Подполковник Черкасов убеждал себя, что волноваться за майора Лосева и его группу нет никаких оснований, что идет всего лишь вторая неделя со дня переброски их за линию фронта и что Лосев хорошо делает, ограничиваясь скупыми передачами. Меньше будет возможности у фашистских пеленгаторов засечь рацию майора.

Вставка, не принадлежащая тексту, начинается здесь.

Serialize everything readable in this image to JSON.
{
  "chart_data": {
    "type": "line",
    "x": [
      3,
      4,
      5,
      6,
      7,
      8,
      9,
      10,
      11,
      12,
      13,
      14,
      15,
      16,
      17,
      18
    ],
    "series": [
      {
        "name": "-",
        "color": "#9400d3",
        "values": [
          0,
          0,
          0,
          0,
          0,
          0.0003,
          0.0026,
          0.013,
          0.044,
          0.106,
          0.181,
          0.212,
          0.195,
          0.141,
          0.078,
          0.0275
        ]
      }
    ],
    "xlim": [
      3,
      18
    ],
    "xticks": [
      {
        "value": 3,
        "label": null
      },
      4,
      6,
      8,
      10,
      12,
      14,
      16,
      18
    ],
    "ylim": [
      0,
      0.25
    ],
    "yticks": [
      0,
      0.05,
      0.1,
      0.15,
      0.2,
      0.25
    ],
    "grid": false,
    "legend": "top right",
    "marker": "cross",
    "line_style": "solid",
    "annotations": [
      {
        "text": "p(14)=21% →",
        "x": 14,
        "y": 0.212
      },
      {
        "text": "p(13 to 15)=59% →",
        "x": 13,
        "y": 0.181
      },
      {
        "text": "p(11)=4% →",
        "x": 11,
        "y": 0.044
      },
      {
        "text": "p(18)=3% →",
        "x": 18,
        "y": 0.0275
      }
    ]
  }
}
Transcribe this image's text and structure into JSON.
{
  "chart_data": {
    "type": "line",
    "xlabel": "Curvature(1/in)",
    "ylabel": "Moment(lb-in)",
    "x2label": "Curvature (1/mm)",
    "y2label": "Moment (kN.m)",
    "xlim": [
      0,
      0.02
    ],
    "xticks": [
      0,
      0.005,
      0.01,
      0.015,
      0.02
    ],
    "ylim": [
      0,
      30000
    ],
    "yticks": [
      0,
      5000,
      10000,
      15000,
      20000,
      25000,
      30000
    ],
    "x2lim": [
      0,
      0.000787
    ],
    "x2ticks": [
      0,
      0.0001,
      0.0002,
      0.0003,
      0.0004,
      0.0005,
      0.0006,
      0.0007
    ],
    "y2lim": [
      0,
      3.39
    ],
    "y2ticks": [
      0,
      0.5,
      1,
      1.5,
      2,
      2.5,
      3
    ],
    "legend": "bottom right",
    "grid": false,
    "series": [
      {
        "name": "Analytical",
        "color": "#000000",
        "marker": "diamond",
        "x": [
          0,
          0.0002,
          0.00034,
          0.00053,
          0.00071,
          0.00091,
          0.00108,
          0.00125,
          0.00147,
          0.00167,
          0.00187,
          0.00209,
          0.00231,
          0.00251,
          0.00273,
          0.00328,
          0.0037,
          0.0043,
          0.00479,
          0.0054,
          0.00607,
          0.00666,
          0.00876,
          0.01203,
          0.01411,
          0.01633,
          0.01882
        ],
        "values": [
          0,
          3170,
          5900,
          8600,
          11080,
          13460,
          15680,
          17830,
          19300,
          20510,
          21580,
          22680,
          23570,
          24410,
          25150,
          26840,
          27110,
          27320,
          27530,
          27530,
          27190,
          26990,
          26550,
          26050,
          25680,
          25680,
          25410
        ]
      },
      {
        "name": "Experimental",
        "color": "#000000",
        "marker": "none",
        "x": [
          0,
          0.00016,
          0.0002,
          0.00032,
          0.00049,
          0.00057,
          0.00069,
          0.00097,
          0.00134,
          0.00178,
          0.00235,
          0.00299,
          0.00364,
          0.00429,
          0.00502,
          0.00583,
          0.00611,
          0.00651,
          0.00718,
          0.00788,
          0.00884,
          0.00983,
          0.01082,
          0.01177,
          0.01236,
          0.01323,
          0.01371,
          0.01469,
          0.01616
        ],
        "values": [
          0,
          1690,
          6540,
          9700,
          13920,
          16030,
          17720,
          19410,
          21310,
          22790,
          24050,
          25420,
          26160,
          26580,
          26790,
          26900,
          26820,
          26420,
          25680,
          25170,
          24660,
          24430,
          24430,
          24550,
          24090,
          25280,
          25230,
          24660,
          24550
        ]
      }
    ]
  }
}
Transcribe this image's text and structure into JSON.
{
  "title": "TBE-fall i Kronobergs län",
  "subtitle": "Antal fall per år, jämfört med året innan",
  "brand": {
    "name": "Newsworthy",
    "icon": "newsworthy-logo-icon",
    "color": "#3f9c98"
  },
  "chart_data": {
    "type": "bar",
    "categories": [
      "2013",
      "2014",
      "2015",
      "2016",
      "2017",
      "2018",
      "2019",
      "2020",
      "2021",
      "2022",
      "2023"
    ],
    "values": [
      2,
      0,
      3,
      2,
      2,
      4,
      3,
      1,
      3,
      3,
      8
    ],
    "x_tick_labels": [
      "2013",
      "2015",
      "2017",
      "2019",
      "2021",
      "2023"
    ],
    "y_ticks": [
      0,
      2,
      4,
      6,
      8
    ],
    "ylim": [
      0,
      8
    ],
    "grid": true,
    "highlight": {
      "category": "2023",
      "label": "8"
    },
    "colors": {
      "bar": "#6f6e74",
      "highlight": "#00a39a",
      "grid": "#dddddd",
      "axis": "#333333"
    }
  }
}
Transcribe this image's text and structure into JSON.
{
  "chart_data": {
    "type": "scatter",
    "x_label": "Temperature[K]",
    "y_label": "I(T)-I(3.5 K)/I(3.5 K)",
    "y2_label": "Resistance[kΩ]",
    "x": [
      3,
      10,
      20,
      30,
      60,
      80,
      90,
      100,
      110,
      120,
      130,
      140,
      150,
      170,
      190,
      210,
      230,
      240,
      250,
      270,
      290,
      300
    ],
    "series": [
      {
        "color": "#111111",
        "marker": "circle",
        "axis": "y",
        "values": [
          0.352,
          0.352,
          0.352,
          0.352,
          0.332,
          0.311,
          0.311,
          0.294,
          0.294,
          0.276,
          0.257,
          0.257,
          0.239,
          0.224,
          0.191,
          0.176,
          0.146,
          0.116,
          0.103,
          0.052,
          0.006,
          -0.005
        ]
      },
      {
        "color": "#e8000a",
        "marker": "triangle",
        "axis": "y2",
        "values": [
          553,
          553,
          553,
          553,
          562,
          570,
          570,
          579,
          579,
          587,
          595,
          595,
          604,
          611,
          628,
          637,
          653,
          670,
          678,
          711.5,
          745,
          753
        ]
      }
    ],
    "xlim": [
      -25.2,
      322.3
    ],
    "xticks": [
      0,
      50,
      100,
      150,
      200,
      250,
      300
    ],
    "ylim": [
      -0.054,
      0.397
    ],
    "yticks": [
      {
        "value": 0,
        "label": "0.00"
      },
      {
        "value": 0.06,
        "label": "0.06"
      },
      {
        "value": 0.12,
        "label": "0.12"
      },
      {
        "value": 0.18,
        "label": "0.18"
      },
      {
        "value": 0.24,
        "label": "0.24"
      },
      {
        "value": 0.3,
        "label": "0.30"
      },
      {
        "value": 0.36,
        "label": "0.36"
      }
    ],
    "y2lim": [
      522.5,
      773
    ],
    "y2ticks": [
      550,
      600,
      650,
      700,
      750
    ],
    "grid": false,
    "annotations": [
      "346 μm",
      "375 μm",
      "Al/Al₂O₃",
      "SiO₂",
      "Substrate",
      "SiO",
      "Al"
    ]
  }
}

И все же беспокойные мысли одолевали Семена Пантелеевича. Он вынужден был признаться самому себе, что ни в одну из предыдущих перебросок Лосева в тыл врага он так не волновался, как сейчас. Пробуя разобраться в том, что его тревожит, подполковник находил только, две причины. Во-первых, почему замолчала неизвестная станция, требовавшая уничтожения Грюнманбурга? Последняя шифровка была передана на четвертую ночь после перелета майора Лосева и его группы через фронт. Правда, после небольшого перерыва передачи возобновились. Но сейчас их вела совсем другая станция, расположенная значительно южнее. Кроме того, принимавший шифровку сержант сразу же, «по почерку», определил, что на передающей станции работает не прежний, а какой-то другой радист. В чем тут дело? Нет ли здесь ловушки? Нет ли тут какой-либо связи с перелетом группы Лосева? И второе. Почему на аэродроме Ромитэн при посадке самолета, увезшего Лосева во вражеский тыл, взорвались восемь боевых фашистских машин? В сведениях, поступивших из вражеского тыла, о взрыве в Ромитэне сообщалось скупо, и подполковнику многое было непонятно. Уничтожение фашистского самолета при помощи магнитной мины намечалось и по плану переброски разведчиков Лосева в тыл врага. Самолет должен был взорваться при посадке на свой аэродром. Но ведь посадка возвращающейся из рейса машины около самолетов, готовых к вылету, тем более самолетов с бомбовым запасом, категорически запрещена. Зачем же немецкому летчику понадобилось взрывать машины своих товарищей по воздушному разбою? Да и вообще, фашистский ли летчик привел машину на аэродром Ромитэн после высадки группы Лосева?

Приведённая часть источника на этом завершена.